Victoria Nixon

 

Victoria Nixon, BA, Registered Nurse, works at the Jewish General Hospital. She was interviewed by Christina Clausen on April 28th, 2021. She is currently on maternity leave but will be returning to the surgery ward this coming winter.

Becoming Family

Victoria Nixon had been working as a nurse on the general surgery unit at the Jewish General Hospital for just two years when the pandemic hit.

"In the beginning it was almost exciting," she said. "Here I am at the forefront of this novel virus that we don't know anything about. This is, I thought, our generation's war. I'm ready to stand up and help."

During the first wave of the pandemic, Nixon worked on the newly created COVID-19 unit, which in those days, she said, was largely a geriatric palliative unit. "I [remember hearing] all the time, oh, a 97-year-old lady coming up from the ER, she’s coming to die," she explained. "It was a big learning curve in terms of palliative care and starting subcutaneous drips of say dilaudid or haldol, which as a surgical nurse I had never seen before."

It was also challenging for her mental and emotional health. "I was losing one patient a shift," she said. It was particularly hard for her to watch families lose their loved ones; she herself had gone into nursing after being inspired by the nurses who took care of her ailing grandfather.

"I'll never forget a 98-year-old woman who had a great quality of life. People thought in the first wave, well they are just the elderly," she said. “But it's, you know, the grandma who makes you chocolate chip cookies that is so involved with you and the family."

It was her first experience holding up the iPad so the family could say goodbye. "I won’t forget that," said Nixon. "I was shaking like a leaf and holding the patient's hand" while her five-year old granddaughter said goodbye.

Listen to an excerpt of the interview with Victoria Nixon:

"Unfortunately, I've lost count of how many times I had to hold up the iPad with the families saying, 'bon voyage maman.'"

"Your colleagues become family after you go through an experience like that."

For this relatively new nurse, it was her teammates who helped her deal with the stress. The unit quickly established a "buddy system" that paired nurses to manage patient care.

"We would always kind of look at each other" as if to say, "'It's okay, I have somebody with me,'" said Nixon. "Your colleagues become family after you go through an experience like that."

But it wasn't just her colleagues. There was one patient in particular who everyone got attached to, she said. "He’d been there for a couple of weeks and then his wife was admitted.

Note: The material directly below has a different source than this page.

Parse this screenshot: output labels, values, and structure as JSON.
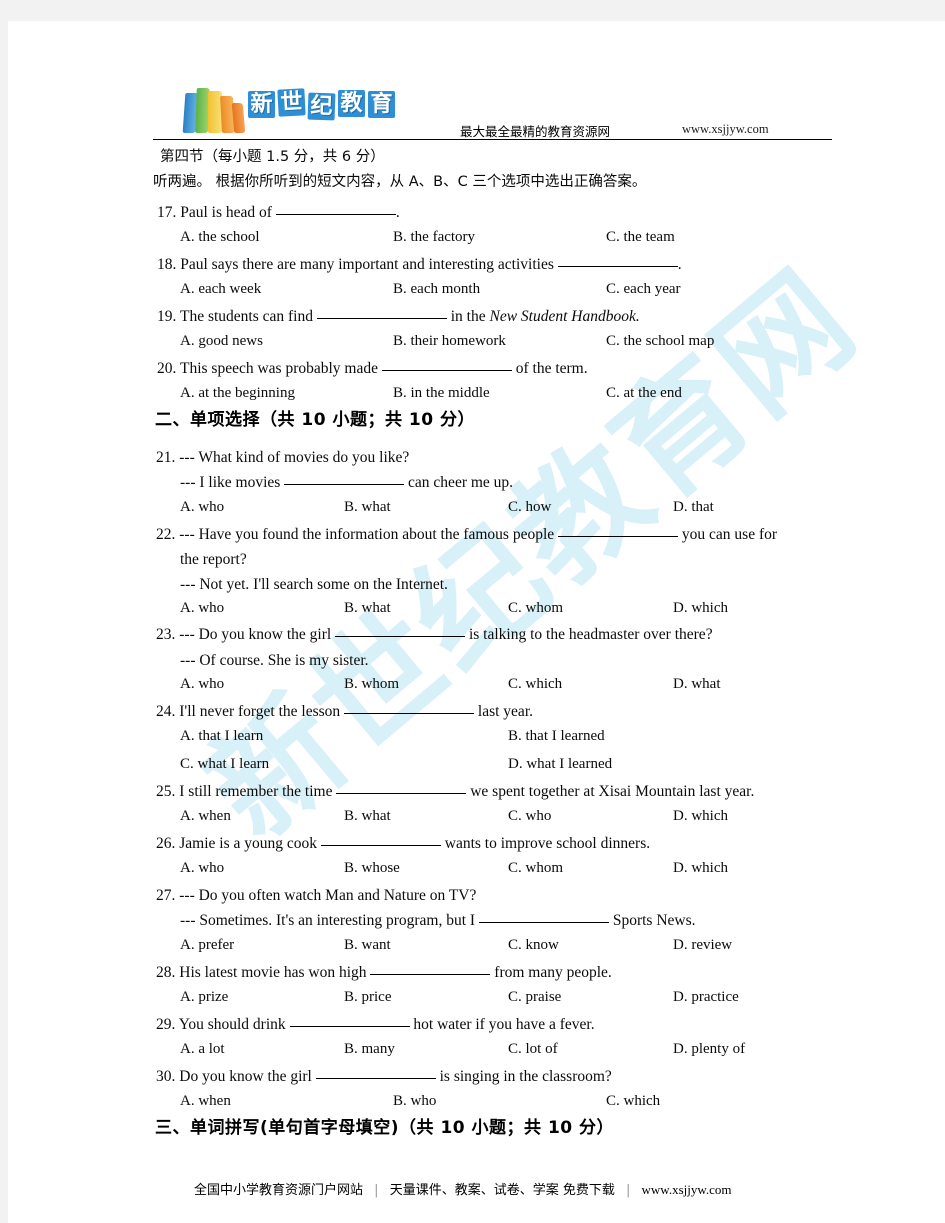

We put them in the same room and then his wife went home, and he was very depressed." The patient had recovered from COVID, but he had other underlying issues; eventually he was sent to the ICU and returned as a palliative patient.

"He didn’t want all of the theatrics, he had made his decision," said Nixon. "We brought the wife back in and the wife knew all the nurses."

But it was the daughter that Nixon won't forget. "All of us went into the room and the daughter said, 'We’re here dad and all your K10 family is here with you. We’re all here with you.'"

The morning after he died, "we all got together in the nurses’ station and we shed a tear and talked about our memories of him," she said. "You don't always have the chance on a busy surgical floor, to get to know people to that level but when they’re with you for a long time, you get to know them. You know its family, it's that team that makes you know you're never alone."